La economía flexible, asociada a la globalización, se instaló para reemplazar al antiguo capitalismo fordista, basado en una producción centralizada que concentraba muchas funciones en la misma empresa o centro de trabajo. En el fordismo, el gran poder de los sindicatos contrarrestaba la voluntad de las empresas para imponer sus condiciones y se formó un equilibrio frágil, producto del cual, existían los Estados del bienestar.
Todo eso cambió con la inclusión de nuevos mercados y el desarrollo de nuevas tecnologías, en el transporte, con lo que se abrieron las posibilidades para diversificar la producción hacia límites insospechados. Ahora, trabajadores de China, podían fabricar una pieza que luego era ensamblada por otros trabajadores en Vietnam, para que, cargueros turcos, transportasen el producto final, hasta su lugar de consumo en Europa, sin que, por ello, se perdiese eficiencia o productividad.
Este tipo de economía “flexible” se encargó de optimizar cada una de las fases del proceso de producción, de manera que fuesen lo más efectivas y rentables posible, a la vez que atacaba las bases de la organización sindical, que tantos problemas había causado en el período de posguerra.
Esta flexibilidad, suele entenderse en relación con los procesos laborales, los mercados de mano de obra, los productos y hasta las pautas de consumo; también incluye nuevos servicios financieros y niveles de innovación nunca vistos.
Los trabajadores, habían desarrollado un sindicalismo combativo que servía como escudo frente a las exigencias empresariales que pretendían cambiar su modo de vida, y por ello, se convirtieron en uno de los objetivos prioritarios de los grandes empresarios emergentes de la globalización.
A partir de entonces, muchas fábricas se deslocalizaron hacia países laboralmente más flexibles, cuyas regulaciones permitían, horarios y condiciones, mucho más útiles para el nuevo modelo de comercio que comenzó a surgir.
Esta situación trajo muchos perjuicios al trabajador: Por un lado, permitió la adaptación milimétrica de la producción, conforme a las necesidades de la empresa, ya que, una persona, podía contratarse y despedirse, con la misma rapidez y sin costos extras.

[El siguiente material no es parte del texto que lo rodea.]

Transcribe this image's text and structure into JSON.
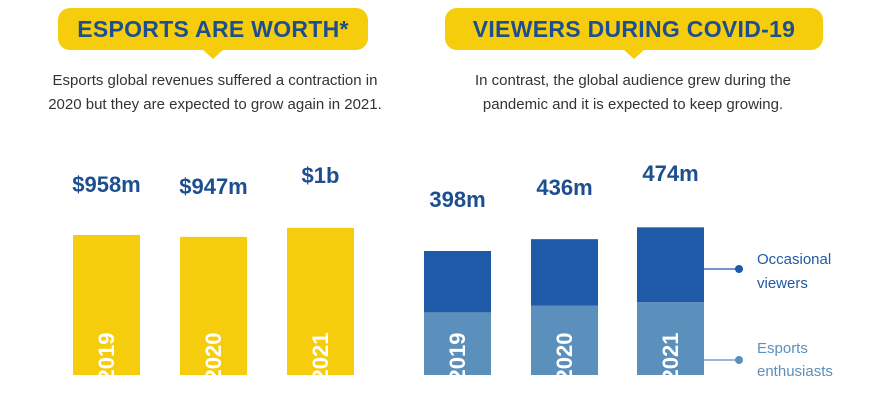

Por otro lado, la división de la cadena de producción, entre empresas y países, dificultó la libre asociación de los objetivos comunes, lo cual, eliminó muchos obstáculos para reducir derechos laborales que permitieron obtener mayores ganancias a los empresarios.
Estos fueron solo algunos de los principales efectos devastadores de la globalización, sobre la economía y las relaciones de producción. En consecuencia, tras la reestructuración de cada sector productivo, millones de trabajadores vieron como sus condiciones laborales desaparecieron en nombre de la competitividad. El agujero laboral, dejado luego del surgimiento del fenómeno neoliberal, nunca fue llenado, especialmente, porque surgió una competencia que erosionó los salarios y las condiciones contractuales de las vacantes.
Finalmente, las reformas laborales -o la falta de ellas-, ayudaron también a consolidar un proceso que está orientado a promover la flexibilidad y la competitividad, precarizando el trabajo y atacando las bases de la organización sindical, para frenar cualquier contraataque de la clase obrera.
El derribo de las fronteras comerciales conectó a todos los trabajadores del mundo. Pero, es una conexión controlada por las grandes empresas. De esta manera, han provocado un efecto dominó que expande progresivamente las condiciones de sobreexplotación, desde los países más pobres hacia los más ricos, empeorando la calidad del trabajo mientras aumenta las grandes fortunas del contratante.
La globalización, hace que producir sea más barato, rápido y efectivo, pero no ha mejorado la calidad del trabajo ni tampoco las condiciones del trabajador, sino todo lo contrario. Muchas cosas deben cambiar si aspiramos a que, el Dia Internacional del Trabajo, traiga consigo, progreso económico, bienestar familiar y desarrollo social.